Sometimes we dig, meditate, intensify our spiritual disciplines, get help from others, and the Spirit uses these to change us. Sometimes a phrase or a comment arrests us, and we are changed. The other thing that stands out is that change often comes when the Spirit renews old teachings.
My wife and I were at odds. We were in the midst of the worst vacation ever. Curiously, the previous worst vacation ever was at the exact same location, so I suggested that the place was cursed and we should leave as soon as possible. We stayed and gradually worked through the conflict, but its intensity left me wanting to hear just a bit more from the Lord. I was hoping that the week would remain the worst vacation ever and never be supplanted by another.

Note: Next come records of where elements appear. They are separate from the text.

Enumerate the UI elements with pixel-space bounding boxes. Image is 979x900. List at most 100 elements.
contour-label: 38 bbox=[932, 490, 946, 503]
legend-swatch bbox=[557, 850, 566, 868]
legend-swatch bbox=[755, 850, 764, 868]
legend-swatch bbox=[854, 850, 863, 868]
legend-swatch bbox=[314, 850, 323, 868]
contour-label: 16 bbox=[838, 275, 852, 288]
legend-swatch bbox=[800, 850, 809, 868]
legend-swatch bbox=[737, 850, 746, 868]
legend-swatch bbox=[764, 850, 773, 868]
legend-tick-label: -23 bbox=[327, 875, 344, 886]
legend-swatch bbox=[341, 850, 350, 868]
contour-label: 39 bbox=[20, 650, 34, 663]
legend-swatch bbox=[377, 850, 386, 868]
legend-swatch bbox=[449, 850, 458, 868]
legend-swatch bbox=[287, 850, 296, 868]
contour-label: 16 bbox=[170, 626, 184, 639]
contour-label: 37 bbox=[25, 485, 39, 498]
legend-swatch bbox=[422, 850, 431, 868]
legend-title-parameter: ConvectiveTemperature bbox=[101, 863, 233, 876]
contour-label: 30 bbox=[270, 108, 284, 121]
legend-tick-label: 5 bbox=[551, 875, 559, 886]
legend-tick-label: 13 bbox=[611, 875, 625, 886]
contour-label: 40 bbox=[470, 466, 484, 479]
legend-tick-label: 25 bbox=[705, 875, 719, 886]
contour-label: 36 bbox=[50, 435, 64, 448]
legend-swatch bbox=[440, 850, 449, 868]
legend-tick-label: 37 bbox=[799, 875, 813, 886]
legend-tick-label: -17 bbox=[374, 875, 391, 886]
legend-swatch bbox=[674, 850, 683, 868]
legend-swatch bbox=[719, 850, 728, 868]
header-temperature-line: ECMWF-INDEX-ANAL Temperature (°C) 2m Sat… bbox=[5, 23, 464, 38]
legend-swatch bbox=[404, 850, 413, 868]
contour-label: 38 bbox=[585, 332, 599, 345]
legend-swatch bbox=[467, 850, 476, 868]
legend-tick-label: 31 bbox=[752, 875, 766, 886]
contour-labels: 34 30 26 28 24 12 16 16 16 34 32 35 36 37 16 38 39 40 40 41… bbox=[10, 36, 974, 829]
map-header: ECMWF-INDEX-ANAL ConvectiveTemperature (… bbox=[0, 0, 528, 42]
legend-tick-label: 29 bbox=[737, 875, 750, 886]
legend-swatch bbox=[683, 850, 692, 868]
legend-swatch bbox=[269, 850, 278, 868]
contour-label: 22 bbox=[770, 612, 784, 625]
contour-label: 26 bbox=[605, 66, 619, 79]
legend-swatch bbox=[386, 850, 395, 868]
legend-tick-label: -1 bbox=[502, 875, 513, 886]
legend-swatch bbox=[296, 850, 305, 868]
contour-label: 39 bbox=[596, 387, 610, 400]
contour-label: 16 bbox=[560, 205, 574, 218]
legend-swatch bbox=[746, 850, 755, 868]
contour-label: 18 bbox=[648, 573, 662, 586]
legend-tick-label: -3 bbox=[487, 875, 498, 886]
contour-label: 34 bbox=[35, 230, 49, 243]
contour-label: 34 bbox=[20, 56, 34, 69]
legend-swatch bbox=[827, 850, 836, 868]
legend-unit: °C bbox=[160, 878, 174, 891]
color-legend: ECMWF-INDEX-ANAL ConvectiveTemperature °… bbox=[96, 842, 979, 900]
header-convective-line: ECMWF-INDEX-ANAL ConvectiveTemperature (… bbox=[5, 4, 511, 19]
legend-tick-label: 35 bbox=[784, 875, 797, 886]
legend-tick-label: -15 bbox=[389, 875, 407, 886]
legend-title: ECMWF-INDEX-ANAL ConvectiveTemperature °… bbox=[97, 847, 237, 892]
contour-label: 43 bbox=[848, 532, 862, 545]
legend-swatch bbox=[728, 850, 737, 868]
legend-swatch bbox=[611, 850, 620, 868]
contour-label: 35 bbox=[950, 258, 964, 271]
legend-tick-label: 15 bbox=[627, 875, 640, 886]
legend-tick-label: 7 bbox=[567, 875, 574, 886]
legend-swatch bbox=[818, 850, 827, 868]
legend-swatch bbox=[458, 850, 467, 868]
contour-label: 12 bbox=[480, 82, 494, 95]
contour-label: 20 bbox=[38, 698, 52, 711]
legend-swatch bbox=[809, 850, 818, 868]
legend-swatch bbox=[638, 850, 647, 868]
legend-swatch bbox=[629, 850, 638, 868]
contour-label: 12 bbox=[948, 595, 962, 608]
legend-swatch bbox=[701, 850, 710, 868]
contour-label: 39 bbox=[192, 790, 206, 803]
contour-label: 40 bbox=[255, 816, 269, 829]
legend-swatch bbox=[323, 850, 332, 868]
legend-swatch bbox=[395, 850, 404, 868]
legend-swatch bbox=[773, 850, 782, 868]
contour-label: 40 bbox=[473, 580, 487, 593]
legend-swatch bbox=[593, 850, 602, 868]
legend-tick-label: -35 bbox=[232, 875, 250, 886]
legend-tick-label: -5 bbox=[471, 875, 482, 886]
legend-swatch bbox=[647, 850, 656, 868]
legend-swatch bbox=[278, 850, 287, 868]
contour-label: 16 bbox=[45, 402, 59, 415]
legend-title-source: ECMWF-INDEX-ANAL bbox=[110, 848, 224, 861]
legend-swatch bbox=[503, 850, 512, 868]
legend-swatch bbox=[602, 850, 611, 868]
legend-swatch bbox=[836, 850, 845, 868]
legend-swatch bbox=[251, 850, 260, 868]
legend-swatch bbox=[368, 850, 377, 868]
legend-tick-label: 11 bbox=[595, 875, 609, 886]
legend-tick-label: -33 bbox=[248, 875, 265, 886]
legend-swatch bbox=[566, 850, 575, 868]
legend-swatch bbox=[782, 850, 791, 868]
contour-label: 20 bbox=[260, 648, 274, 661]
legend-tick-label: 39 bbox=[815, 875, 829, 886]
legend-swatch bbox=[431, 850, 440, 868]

The “more from the Lord” came about a month later. I have been divesting myself of books over the past two years, aiming to get rid of about one a day. Since some of them are old friends, I usually take a final peek. In one book I noticed the phrase “desire for approval” in men. I don’t even know if the book suggested that this was dangerous or merely normal. But the phrase changed me in a moment—and made immediate sense of what had been happening inside of me during that conflict from a month ago. The desire for approval, which can also go by the desire for respect, is certainly natural to us. We all want it. But, this time, the phrase revealed a shadowland in which my desires had imperceptibly morphed into desires that have nothing of heaven in them at all. My desire became need, and need became demand. I should have seen it when my hurt from sensing my wife’s disapproval merged with frustration. Frustration, of course, tends to be blind to what we have brought to the conflict. I had been blind.